O papa e a novela das 8

RIO DE JANEIRO - Duas semanas atrás, com retumbante espaço na mídia, dom Paulo Evaristo Arns falou sobre a necessidade de João Paulo 2º renunciar ao papado. Apesar do estardalhaço que acompanhou suas declarações, parece que o papa não tomou conhecimento de seu apelo.
Em qualquer caso, só há dois tipos de renúncia: a de foro íntimo, na qual nenhum peru de fora deve se manifestar; e a da conspiração, que nada mais é do que a expressão de um golpe político -para o bem ou para o mal, não importa.
Como cardeal da Santa Madre, o atual arcebispo emérito de São Paulo deve saber que a igreja não é uma novela das 8, que, quando começa a ver baixarem os níveis de audiência, muda autor, trama, cenário, iluminação e marketing para reconquistar os pontinhos perdidos. A igreja não tem pressa nem está orientada para dar ibope.

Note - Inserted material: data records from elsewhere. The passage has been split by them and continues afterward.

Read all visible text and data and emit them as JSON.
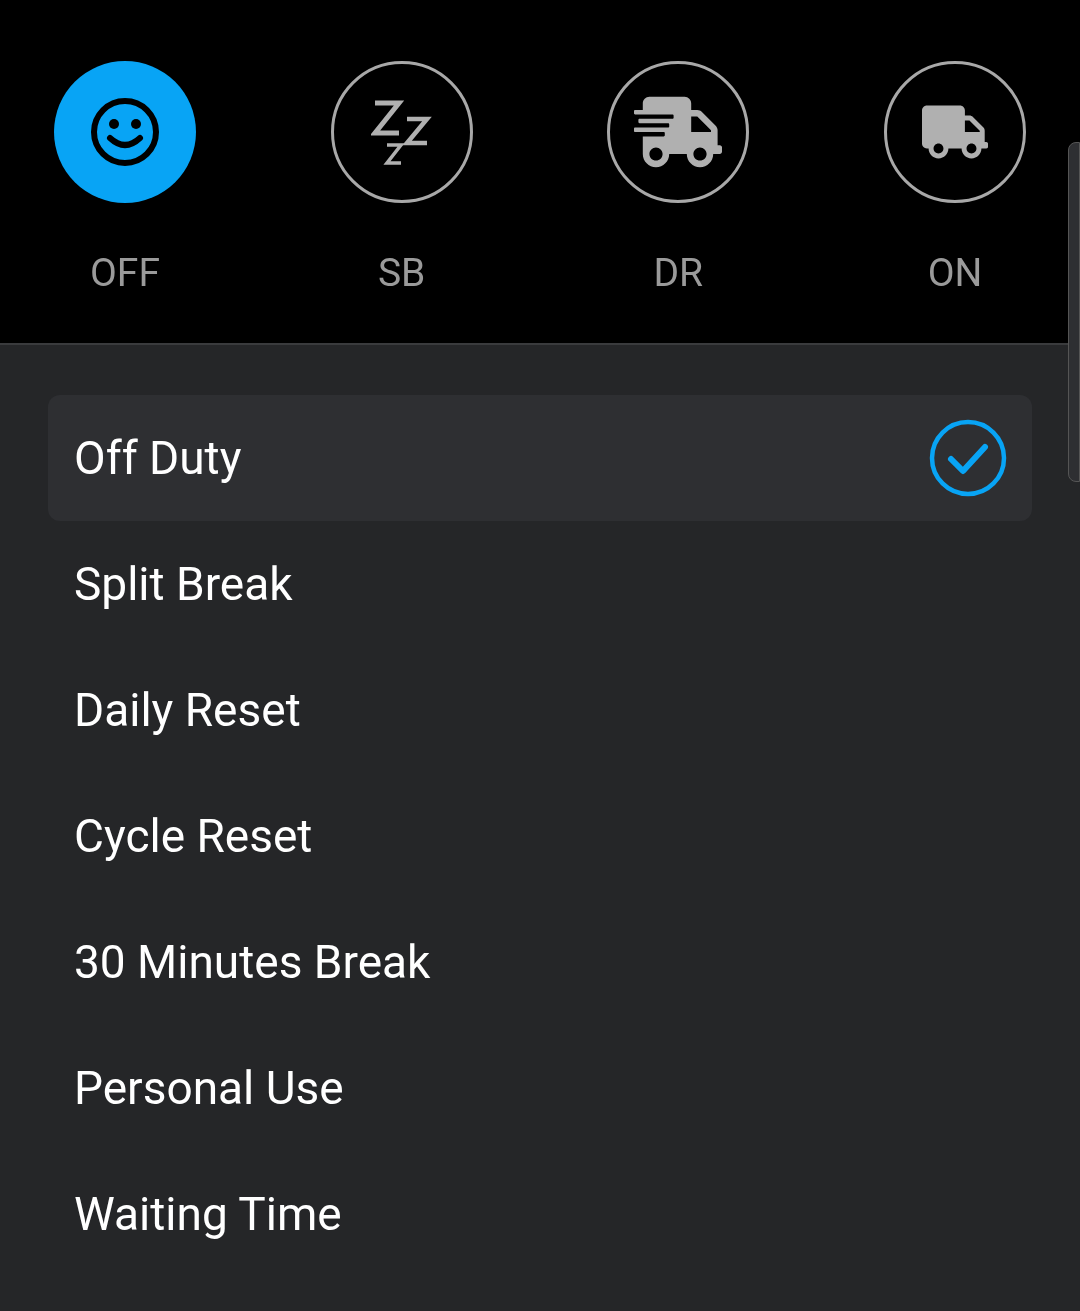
{
  "statuses": [
    {
      "label": "OFF",
      "kind": "smile",
      "selected": true
    },
    {
      "label": "SB",
      "kind": "sleep",
      "selected": false
    },
    {
      "label": "DR",
      "kind": "fast-truck",
      "selected": false
    },
    {
      "label": "ON",
      "kind": "truck",
      "selected": false
    }
  ],
  "options": [
    {
      "label": "Off Duty",
      "selected": true
    },
    {
      "label": "Split Break",
      "selected": false
    },
    {
      "label": "Daily Reset",
      "selected": false
    },
    {
      "label": "Cycle Reset",
      "selected": false
    },
    {
      "label": "30 Minutes Break",
      "selected": false
    },
    {
      "label": "Personal Use",
      "selected": false
    },
    {
      "label": "Waiting Time",
      "selected": false
    }
  ]
}
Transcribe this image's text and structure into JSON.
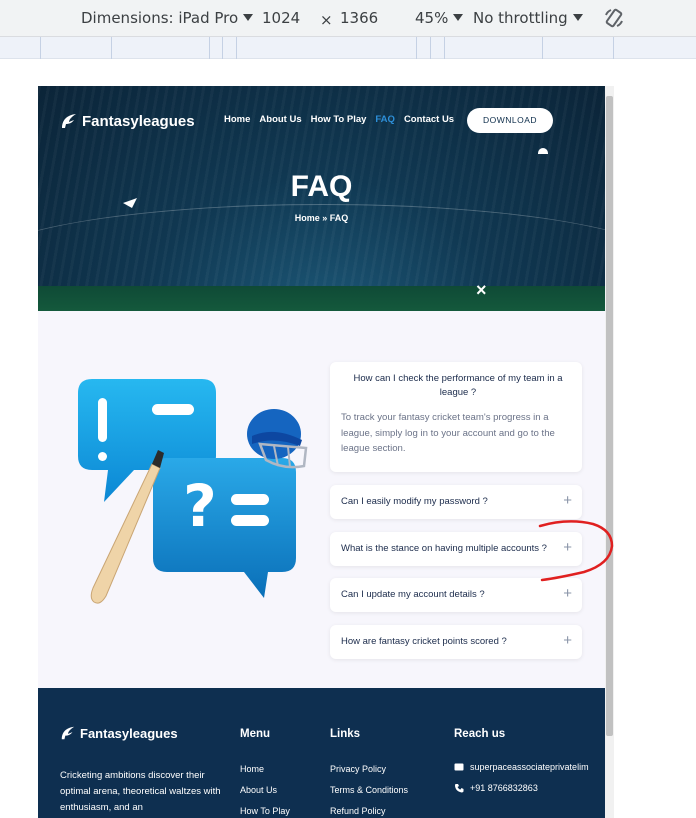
{
  "devtools": {
    "dimensions_label": "Dimensions: iPad Pro",
    "width": "1024",
    "times": "×",
    "height": "1366",
    "zoom": "45%",
    "throttling": "No throttling",
    "rotate_icon": "rotate-icon"
  },
  "header": {
    "logo_text": "Fantasyleagues",
    "nav": [
      "Home",
      "About Us",
      "How To Play",
      "FAQ",
      "Contact Us"
    ],
    "active_nav": "FAQ",
    "download_label": "DOWNLOAD"
  },
  "hero": {
    "title": "FAQ",
    "breadcrumb": "Home  »  FAQ",
    "close_icon": "×"
  },
  "faq": {
    "open_item": {
      "question": "How can I check the performance of my team in a league ?",
      "answer": "To track your fantasy cricket team's progress in a league, simply log in to your account and go to the league section."
    },
    "items": [
      "Can I easily modify my password ?",
      "What is the stance on having multiple accounts ?",
      "Can I update my account details ?",
      "How are fantasy cricket points scored ?"
    ],
    "expand_symbol": "+"
  },
  "footer": {
    "logo_text": "Fantasyleagues",
    "description": "Cricketing ambitions discover their optimal arena, theoretical waltzes with enthusiasm, and an",
    "menu_title": "Menu",
    "menu_items": [
      "Home",
      "About Us",
      "How To Play"
    ],
    "links_title": "Links",
    "links_items": [
      "Privacy Policy",
      "Terms & Conditions",
      "Refund Policy"
    ],
    "reach_title": "Reach us",
    "email": "superpaceassociateprivatelim",
    "phone": "+91 8766832863"
  },
  "colors": {
    "accent_blue": "#2d8fd8",
    "footer_bg": "#0e2f50",
    "annotation_red": "#e02020"
  }
}
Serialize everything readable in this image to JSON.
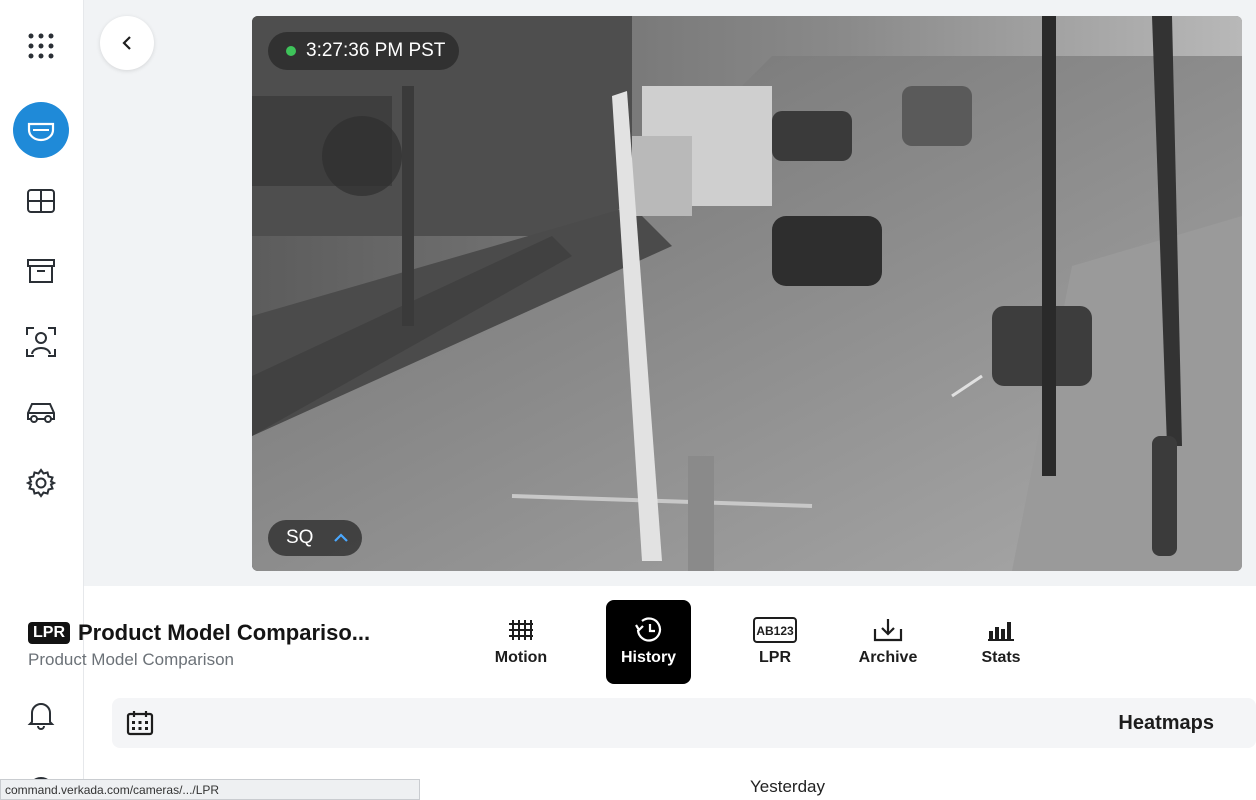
{
  "video": {
    "timestamp": "3:27:36 PM PST",
    "quality": "SQ",
    "live_dot_color": "#3ec35a"
  },
  "camera": {
    "badge": "LPR",
    "name": "Product Model Compariso...",
    "site": "Product Model Comparison"
  },
  "tabs": [
    {
      "label": "Motion",
      "icon": "motion-grid-icon"
    },
    {
      "label": "History",
      "icon": "history-clock-icon",
      "active": true
    },
    {
      "label": "LPR",
      "icon": "license-plate-icon",
      "plate_text": "AB123"
    },
    {
      "label": "Archive",
      "icon": "archive-download-icon"
    },
    {
      "label": "Stats",
      "icon": "bar-chart-icon"
    }
  ],
  "heatmaps": {
    "label": "Heatmaps",
    "date_label": "Yesterday"
  },
  "sidebar": {
    "items": [
      "apps-grid-icon",
      "camera-dome-icon",
      "grid-view-icon",
      "archive-box-icon",
      "person-frame-icon",
      "vehicle-icon",
      "settings-gear-icon",
      "bell-icon"
    ],
    "accent": "#1f8ad8"
  },
  "status_bar": {
    "url": "command.verkada.com/cameras/.../LPR"
  }
}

Como cardeal, Sua Eminência sabe que a igreja de hoje tem uma cabeça formada e mantida pelo papa atual, suas condições de saúde em absoluto afetaram ou afetam as linhas que, certas ou erradas, ele imprimiu a seu pontificado. E que deverão prevalecer até o momento em que Deus, segundo o próprio João Paulo 2º, não o quiser mais aqui. Até lá, sobra para dom Paulo Evaristo e para outros apressados duas únicas opções: aguardar a vontade divina, que rege a igreja desde a sua fundação, ou abrir um cisma, considerando o atual Sumo Pontífice defasado e prejudicial ao povo de Deus.
Em princípio, nada há de mal em abrirem-se dissidências no seio de qualquer corporação. O próprio Cristo abriu um cisma no judaísmo da época, criando o que se chamou de cristianismo. Séculos depois, Lutero abriu outro cisma -certa ou errada, a Reforma tem um lugar garantido na história e gerou história.
Justamente por não ter tido pressa ao longo de seus 2.000 anos de existência, a igreja não se guia por conselhos via mídia. Tem organismos técnicos e, de tempos em tempos, concílios para correções de rumo. Dispensa palpites individuais.